In some respects, Japan looks desperately unlucky. Overall economic growth is running at two-year highs, job is strong and exports have been resilient to those trade war worries. Look at the Nikkei 225 benchmark for heaven’s sake. It is at highs we have not seen for 27 years.
However, as in many other developed economies, inflation remains stickily low, and it’s that variable which dictates where interest rates are set.
After decades of effort to regain some pricing power in the Japanese economy, annualized Consumer Price Index inflation languishes at 1.3%. The BoJ is still pledged to keep going with stimulus until it hits 2% and stays there sustainably. On current performance, this could mean years of ultra-easy monetary policy and an utter lack of interest rate support for the Yen.

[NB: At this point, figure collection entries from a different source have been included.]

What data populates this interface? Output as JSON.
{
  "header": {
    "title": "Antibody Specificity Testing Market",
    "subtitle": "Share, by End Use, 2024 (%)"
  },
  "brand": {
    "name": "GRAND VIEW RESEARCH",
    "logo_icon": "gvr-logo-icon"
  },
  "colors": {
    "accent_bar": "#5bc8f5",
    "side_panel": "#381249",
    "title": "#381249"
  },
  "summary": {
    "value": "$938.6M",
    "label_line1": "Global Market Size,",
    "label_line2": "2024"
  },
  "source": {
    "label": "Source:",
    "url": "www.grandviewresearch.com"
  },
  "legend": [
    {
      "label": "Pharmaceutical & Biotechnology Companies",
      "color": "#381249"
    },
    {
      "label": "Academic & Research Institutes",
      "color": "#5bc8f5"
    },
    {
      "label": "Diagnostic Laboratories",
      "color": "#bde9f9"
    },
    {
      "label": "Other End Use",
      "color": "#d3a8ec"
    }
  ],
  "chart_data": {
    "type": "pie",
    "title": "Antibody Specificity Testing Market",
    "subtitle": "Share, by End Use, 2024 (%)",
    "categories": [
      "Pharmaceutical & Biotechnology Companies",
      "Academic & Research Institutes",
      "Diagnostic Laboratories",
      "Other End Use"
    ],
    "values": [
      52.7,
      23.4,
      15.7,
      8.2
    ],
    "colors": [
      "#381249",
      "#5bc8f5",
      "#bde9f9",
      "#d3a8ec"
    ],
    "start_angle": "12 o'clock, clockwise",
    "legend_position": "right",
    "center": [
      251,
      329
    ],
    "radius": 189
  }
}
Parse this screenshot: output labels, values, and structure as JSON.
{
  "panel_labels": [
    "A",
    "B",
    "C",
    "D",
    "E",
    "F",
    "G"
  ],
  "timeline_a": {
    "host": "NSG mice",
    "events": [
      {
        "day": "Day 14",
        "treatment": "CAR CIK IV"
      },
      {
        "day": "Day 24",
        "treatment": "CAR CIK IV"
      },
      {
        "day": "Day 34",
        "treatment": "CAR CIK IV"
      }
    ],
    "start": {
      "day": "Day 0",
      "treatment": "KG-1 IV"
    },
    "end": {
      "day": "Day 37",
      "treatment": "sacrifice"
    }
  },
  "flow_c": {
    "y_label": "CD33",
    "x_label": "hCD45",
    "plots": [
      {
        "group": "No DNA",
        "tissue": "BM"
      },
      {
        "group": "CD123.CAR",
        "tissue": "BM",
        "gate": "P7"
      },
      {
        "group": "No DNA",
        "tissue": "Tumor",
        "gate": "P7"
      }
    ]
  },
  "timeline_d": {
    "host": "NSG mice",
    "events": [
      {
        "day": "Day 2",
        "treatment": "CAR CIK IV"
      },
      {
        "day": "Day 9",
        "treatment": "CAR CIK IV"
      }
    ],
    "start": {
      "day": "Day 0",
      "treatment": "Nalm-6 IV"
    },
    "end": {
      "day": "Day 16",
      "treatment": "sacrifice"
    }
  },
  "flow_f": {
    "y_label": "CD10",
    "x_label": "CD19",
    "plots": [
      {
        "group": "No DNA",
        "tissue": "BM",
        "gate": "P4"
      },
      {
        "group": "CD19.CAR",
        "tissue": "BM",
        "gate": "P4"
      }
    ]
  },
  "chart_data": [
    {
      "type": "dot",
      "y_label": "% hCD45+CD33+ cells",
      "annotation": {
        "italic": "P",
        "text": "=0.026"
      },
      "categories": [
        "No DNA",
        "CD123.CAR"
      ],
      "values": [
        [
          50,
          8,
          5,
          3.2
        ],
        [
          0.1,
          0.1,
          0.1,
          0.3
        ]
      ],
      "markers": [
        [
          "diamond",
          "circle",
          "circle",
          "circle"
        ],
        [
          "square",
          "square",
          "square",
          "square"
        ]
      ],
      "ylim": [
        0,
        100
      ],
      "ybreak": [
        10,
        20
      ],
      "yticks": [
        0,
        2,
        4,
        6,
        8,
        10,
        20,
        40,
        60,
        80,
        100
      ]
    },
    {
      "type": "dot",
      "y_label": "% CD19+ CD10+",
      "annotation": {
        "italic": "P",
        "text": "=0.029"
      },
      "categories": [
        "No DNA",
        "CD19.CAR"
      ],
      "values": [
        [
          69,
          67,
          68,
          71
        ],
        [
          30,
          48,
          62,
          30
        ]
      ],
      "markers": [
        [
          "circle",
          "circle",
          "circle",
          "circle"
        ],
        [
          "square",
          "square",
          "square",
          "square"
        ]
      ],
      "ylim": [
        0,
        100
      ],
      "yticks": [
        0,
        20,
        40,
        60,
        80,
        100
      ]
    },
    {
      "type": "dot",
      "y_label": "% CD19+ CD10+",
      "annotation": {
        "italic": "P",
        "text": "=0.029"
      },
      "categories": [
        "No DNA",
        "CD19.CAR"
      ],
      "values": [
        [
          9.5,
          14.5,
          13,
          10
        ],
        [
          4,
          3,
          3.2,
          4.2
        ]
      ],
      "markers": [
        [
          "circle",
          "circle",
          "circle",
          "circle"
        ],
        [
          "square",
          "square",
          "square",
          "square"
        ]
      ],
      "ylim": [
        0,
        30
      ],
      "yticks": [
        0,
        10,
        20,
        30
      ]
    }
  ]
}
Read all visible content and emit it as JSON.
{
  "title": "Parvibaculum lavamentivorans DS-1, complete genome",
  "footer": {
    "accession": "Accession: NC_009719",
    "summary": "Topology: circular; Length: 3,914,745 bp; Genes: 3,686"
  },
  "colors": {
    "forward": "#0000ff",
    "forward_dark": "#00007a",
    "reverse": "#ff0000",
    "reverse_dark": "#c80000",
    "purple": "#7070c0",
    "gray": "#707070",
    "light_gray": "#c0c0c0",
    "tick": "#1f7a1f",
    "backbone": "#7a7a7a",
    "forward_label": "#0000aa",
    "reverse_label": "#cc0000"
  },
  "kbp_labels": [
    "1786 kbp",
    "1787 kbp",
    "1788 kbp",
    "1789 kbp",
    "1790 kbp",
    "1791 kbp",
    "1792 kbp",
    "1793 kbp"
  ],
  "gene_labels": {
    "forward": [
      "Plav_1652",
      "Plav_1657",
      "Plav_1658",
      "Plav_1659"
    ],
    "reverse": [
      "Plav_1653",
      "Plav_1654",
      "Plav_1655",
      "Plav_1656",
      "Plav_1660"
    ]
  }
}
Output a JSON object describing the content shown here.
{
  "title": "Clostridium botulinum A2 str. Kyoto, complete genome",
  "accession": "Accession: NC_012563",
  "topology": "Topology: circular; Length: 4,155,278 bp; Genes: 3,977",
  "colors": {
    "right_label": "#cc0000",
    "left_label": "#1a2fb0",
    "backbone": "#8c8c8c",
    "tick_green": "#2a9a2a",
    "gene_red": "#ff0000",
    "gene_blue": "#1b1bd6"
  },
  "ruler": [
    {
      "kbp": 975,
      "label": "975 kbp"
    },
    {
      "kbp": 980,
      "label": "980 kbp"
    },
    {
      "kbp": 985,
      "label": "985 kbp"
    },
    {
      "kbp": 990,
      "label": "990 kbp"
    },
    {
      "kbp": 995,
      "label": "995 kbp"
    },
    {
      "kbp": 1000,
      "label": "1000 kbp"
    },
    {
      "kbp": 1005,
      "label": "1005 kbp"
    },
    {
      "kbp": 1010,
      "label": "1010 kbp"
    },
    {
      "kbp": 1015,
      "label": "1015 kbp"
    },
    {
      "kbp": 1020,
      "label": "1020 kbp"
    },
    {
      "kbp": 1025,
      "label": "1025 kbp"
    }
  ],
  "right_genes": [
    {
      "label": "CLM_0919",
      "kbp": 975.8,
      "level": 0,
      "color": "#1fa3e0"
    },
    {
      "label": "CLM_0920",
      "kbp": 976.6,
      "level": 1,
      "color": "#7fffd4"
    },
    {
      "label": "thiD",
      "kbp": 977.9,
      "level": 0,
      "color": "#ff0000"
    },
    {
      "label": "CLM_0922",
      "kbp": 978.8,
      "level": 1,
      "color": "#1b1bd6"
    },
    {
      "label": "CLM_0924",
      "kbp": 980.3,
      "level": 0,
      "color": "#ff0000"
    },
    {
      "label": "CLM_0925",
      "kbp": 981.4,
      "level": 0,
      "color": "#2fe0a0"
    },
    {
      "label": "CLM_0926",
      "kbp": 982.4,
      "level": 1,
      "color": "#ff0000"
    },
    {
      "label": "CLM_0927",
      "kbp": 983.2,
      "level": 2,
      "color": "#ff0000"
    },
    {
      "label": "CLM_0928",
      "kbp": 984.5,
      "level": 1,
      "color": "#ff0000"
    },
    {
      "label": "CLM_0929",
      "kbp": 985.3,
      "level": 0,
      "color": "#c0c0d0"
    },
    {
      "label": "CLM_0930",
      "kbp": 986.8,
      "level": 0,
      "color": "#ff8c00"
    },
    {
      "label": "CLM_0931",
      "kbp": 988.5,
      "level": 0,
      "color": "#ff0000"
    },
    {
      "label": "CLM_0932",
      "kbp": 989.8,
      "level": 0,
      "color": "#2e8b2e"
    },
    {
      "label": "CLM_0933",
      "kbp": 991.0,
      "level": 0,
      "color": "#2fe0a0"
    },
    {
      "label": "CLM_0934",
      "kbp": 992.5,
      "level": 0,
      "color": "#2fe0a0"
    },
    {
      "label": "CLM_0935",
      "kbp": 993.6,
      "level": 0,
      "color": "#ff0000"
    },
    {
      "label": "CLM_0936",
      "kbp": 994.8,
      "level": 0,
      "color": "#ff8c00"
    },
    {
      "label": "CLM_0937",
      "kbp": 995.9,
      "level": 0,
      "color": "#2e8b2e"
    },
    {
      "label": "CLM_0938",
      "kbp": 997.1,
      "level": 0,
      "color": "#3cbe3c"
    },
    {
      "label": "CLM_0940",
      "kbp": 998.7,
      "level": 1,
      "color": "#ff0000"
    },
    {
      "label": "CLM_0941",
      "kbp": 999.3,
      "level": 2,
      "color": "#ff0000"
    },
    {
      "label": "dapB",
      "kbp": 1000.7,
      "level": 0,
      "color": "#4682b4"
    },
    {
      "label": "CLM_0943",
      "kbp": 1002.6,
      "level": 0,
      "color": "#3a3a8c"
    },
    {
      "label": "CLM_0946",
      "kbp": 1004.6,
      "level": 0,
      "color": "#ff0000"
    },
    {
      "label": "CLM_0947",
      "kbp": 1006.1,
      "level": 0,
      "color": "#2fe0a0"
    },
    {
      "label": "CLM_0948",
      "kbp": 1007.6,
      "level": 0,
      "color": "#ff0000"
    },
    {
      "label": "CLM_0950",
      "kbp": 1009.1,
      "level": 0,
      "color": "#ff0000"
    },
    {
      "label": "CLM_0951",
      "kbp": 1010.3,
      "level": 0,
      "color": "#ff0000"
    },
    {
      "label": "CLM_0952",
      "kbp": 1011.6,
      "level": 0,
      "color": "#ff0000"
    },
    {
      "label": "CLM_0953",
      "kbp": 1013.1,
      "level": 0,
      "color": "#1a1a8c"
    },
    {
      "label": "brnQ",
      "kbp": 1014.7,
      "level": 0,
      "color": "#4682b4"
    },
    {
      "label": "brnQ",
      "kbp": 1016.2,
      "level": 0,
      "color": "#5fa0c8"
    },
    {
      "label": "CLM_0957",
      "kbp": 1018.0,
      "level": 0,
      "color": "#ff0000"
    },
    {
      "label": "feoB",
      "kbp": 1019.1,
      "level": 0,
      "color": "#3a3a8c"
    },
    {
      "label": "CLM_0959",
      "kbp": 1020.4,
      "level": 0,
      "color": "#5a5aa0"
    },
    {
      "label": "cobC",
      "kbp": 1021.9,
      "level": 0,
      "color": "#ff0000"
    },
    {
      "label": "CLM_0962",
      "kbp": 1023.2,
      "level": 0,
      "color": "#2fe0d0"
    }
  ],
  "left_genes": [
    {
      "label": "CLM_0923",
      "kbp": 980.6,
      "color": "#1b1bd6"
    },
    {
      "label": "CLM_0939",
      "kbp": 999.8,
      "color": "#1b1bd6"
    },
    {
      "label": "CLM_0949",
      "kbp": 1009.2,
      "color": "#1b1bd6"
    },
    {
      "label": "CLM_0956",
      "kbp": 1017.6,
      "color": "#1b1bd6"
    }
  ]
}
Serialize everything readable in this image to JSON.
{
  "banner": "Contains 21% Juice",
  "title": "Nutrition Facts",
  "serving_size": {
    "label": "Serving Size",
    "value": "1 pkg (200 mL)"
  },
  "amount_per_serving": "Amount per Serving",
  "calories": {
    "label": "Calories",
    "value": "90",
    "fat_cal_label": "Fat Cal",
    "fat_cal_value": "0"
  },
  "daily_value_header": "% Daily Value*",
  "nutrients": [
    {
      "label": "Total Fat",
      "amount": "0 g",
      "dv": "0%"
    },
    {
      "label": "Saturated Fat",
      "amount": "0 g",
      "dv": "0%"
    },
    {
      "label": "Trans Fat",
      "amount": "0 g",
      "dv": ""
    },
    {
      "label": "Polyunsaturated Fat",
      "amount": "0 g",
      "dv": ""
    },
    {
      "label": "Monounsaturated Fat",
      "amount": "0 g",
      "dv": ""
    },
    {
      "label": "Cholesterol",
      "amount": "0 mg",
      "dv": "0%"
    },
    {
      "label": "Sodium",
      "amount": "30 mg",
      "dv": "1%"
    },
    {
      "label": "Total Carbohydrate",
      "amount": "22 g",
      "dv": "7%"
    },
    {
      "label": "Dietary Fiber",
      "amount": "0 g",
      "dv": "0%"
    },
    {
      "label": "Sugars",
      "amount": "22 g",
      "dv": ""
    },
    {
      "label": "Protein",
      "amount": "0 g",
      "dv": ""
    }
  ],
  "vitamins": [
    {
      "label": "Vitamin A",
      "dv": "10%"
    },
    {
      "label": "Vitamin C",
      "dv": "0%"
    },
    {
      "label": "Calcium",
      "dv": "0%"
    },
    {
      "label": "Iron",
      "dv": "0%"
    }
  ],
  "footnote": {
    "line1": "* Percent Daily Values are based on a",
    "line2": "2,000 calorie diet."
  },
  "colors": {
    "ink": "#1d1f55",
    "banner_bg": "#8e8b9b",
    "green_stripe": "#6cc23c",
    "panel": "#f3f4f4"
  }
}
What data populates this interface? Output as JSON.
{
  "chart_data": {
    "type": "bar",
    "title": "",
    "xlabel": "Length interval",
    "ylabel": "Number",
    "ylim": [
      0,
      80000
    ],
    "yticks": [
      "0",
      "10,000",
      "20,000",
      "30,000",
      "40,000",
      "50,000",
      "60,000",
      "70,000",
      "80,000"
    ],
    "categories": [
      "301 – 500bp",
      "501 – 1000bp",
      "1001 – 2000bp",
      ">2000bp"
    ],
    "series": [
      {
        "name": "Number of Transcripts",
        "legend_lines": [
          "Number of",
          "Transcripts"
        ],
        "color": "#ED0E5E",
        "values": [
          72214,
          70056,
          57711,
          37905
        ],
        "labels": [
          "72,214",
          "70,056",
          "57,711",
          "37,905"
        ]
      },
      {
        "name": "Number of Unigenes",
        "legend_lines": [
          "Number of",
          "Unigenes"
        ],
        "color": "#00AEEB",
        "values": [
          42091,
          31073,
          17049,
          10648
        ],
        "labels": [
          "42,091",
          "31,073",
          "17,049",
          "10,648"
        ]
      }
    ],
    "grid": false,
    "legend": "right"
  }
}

Rumors Have Come To Nothing
Late last year and into the start of this, there were whispers of a change of course. Former BoJ luminaries looked at the Bank of Japan’s balance sheet - swollen to near the size of the country’s GDP by relentless Quantitative Easing - and wondered aloud whether it might not be wise to tighten policy even if inflation was below target.
The return of BoJ Governor Haruhiko Kuroda for an unprecedented second consecutive term back in February may have fueled such talk. After all, it seemed unlikely that the architect of Japan’s super-easy monetary policy would return simply to watch it stagger on in the same old way.
However, it seems that such talk has all come to nothing. The BoJ remains completely committed to ploughing its lonely, uncomfortable furrow until inflation plays ball. It may do so of course, those at the Bank of Japan who like to see a glass as half full may point to the fact that CPI has risen for five months straight and now stands at six-month highs.
A more balanced view might be that the Bank of Japan is ploughing ahead with a monetary policy that has no certain destination, swilling its balance sheet to the point where the risks surrounding it may be impossible to gauge. This seems to be the view, which the markets are increasingly inclined to back. For as long as that is so, USD/JPY is going to be very firmly underpinned.